Dienstag, 12. Juni 2007

Das Brumsel-Rohr

"Na endlich! Wo bleibst du denn?" Nelleke tänzelt schon über eine halbe Stunde von einem Bein auf das andere. Mindestens! Julian hat Glück, dass die kleine Bärin noch keine Uhr hat, womöglich hat sie ja noch länger gewartet. Dabei sollte er doch bloß schnell die Kamera holen und zu ihr in den Garten kommen. Und dann ist er stundenlang verschollen. Wo sie ihm doch unbedingt ihre neue Erfindung zeigen muss.

"Das ist mein Brumsel-Rohr! Das habe ich gebaut, damit wir die Brumseln besser hören können. Und damit wir ganz dicht rankommen, tarnt es sich als Riesenbrumsel. So gelb mit schwarzen Ringeln. Das sehen die gar nicht. Und wenn, denken sie bestimmt: Ah, da kommt eine große Schwester." Jetzt kann bei der großen Brumseljagd im Garten nichts mehr schiefgehen. Sie wird die Brumseln finden und Julian muss sie dann nur noch fotografieren.

Die große Gartenexpedition kann beginnen. Nelleke hält sich ihr Brumsel-Rohr ans Puschelohr. Julian muss ganz still sein. Damit Nelleke besser hören kann. Sie dreht sich langsam im Kreis und zielt mit der gelben Pappröhre auf jede Blüte. Sie horcht ganz genau hin. Schon bald hört sie das erste Brummen. Es kann nur von den weißen Blüten am Teich kommen.
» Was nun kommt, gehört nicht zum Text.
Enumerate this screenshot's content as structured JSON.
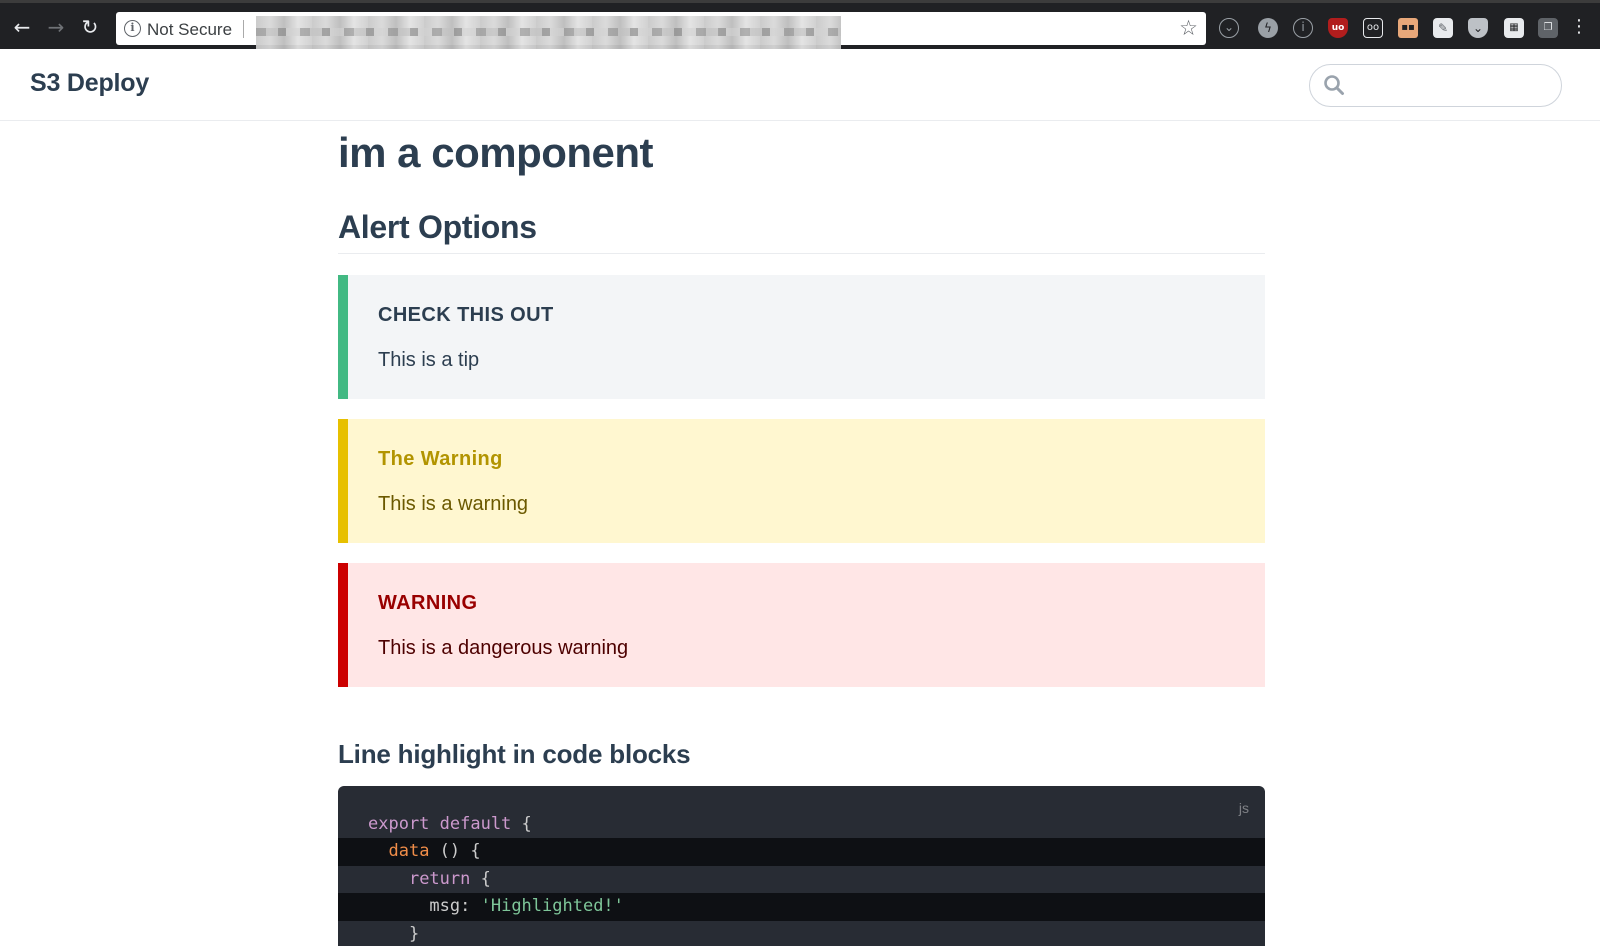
{
  "browser": {
    "security_label": "Not Secure",
    "info_glyph": "i",
    "back_glyph": "←",
    "forward_glyph": "→",
    "reload_glyph": "↻",
    "star_glyph": "☆",
    "menu_glyph": "⋮",
    "extensions": [
      "circle-outline-icon",
      "lightning-icon",
      "info-icon",
      "ublock-icon",
      "glasses-icon",
      "face-icon",
      "pin-icon",
      "pocket-icon",
      "puzzle-icon",
      "tabs-icon"
    ]
  },
  "header": {
    "brand": "S3 Deploy",
    "search_placeholder": ""
  },
  "page": {
    "title": "im a component",
    "section_title": "Alert Options",
    "alerts": [
      {
        "type": "tip",
        "title": "CHECK THIS OUT",
        "body": "This is a tip",
        "accent": "#42b983"
      },
      {
        "type": "warning",
        "title": "The Warning",
        "body": "This is a warning",
        "accent": "#e7c000"
      },
      {
        "type": "danger",
        "title": "WARNING",
        "body": "This is a dangerous warning",
        "accent": "#cc0000"
      }
    ],
    "code_section_title": "Line highlight in code blocks",
    "code": {
      "language": "js",
      "lines": [
        {
          "indent": "",
          "tokens": [
            "export default",
            " {"
          ],
          "highlighted": false
        },
        {
          "indent": "  ",
          "tokens": [
            "data",
            " () {"
          ],
          "highlighted": true
        },
        {
          "indent": "    ",
          "tokens": [
            "return",
            " {"
          ],
          "highlighted": false
        },
        {
          "indent": "      ",
          "tokens": [
            "msg: ",
            "'Highlighted!'"
          ],
          "highlighted": true
        },
        {
          "indent": "    ",
          "tokens": [
            "}"
          ],
          "highlighted": false
        }
      ]
    }
  }
}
Julian nimmt die Kamera hoch und macht sich bereit. Ein sicherer Stand ist ganz wichtig und tief durchatmen - das Insekt kann kommen. Seine kleine Freundin lässt noch einmal das Brumsel-Rohr kreisen. Dieses Brummen ist doch ganz nah. Das Flugvieh muss hier irgendwo sein ...

"Da ist sie! Julian schnell, mach Foto." Nelleke ist ganz aufgeregt "Los doch, Julian, sonst ist sie weg." Und Julian fotografiert. Oder er versucht es zumindestens. Denn mit ruhig durchatmen und genau zielen ist es vorbei, als die Biene durch die Luft zischt. Wie soll er da bloß scharfstellen. Er folgt mit wilden Schwenks dem Zickzack-Flug des gelbschwarzen Brummers und drückt immer wieder auf den Auslöser. Das gibt sicher einen "schnellen Garten" wenn alle Bäume und Blumen verwischt durch das Bild sausen. Aber Nelleke ist richtig begeistert. Und deshalb müssen sie schnell weiter, die nächste Brumsel suchen.
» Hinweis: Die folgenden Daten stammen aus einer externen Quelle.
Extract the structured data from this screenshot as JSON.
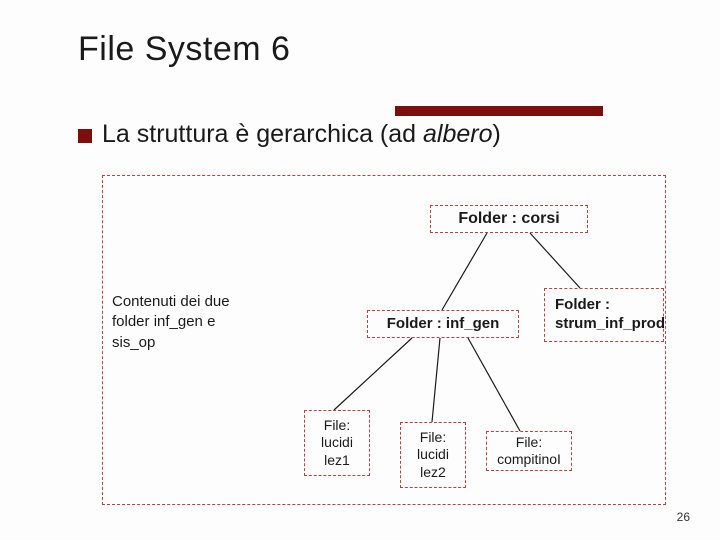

Immer tiefer führt die Suche die beiden Forscher in die "grüne Hölle". Brumseln sind für Nelleke alles, was beim Fliegen brummt. Bienen, Wespen, Hummeln. Nur diese komischen gelb-schwarzen Fliegen sind falsche Brumseln. Denn die sehen zwar so aus, aber schwirren mit nervig hellem Ton. Brumseln dagegen klingen schön und tief. Weil die wie Bären brummen. Nur der alte Seebär kann noch viel tiefer brummen, wenn er schläft.

Nelleke setzt wieder das Hör-Rohr an. Hier muss es doch auch brummen. Hoffentlich, denn Nelleke hat gehört, dass in diesem Jahr überall auf der Welt die Bienen verschwinden. In Amerika müssen die Obstbauern jetzt ganz schnell jemand anderen finden und anlernen. Sonst gibt es bald keinen Orangensaft zum Frühstück. Das hat Nelleke so beunruhigt, dass sie selber im Garten nachsehen muss, ob es noch ordentlich brummt. Und Julian hat sie mitgenommen, damit er alle Brumseln fotografiert. Denn das ist ganz wichtig, weil man auf richtigen Expeditionen doch immer was sammeln und beweisen muss.

Da ist wieder eine Biene. "Julian, Foto!" Aber der Bärenjunge weiß wieder mal nicht, wo er hinzielen soll. Nelleke zeigt ihm das davonsummende Insekt. Das mit den Beweisfotos ist viel schwieriger als gedacht.

Endlich wird es einfacher. Julian wartet, bis die Bienen landen. Immer wenn sie in eine Blüte tauchen und laut brummelnd sich die kleinen gelben Säckchen an den dünnen Beinen mit leckerem Pollen füllen, kann der Bär ein gutes Foto machen. "Nicht so lahm!" Nelleke dauert das viel zu lange. "Gleich ist sie wieder weg." Nelleke schiebt und drängelt. Sie braucht noch ganz viele Brumselfotos.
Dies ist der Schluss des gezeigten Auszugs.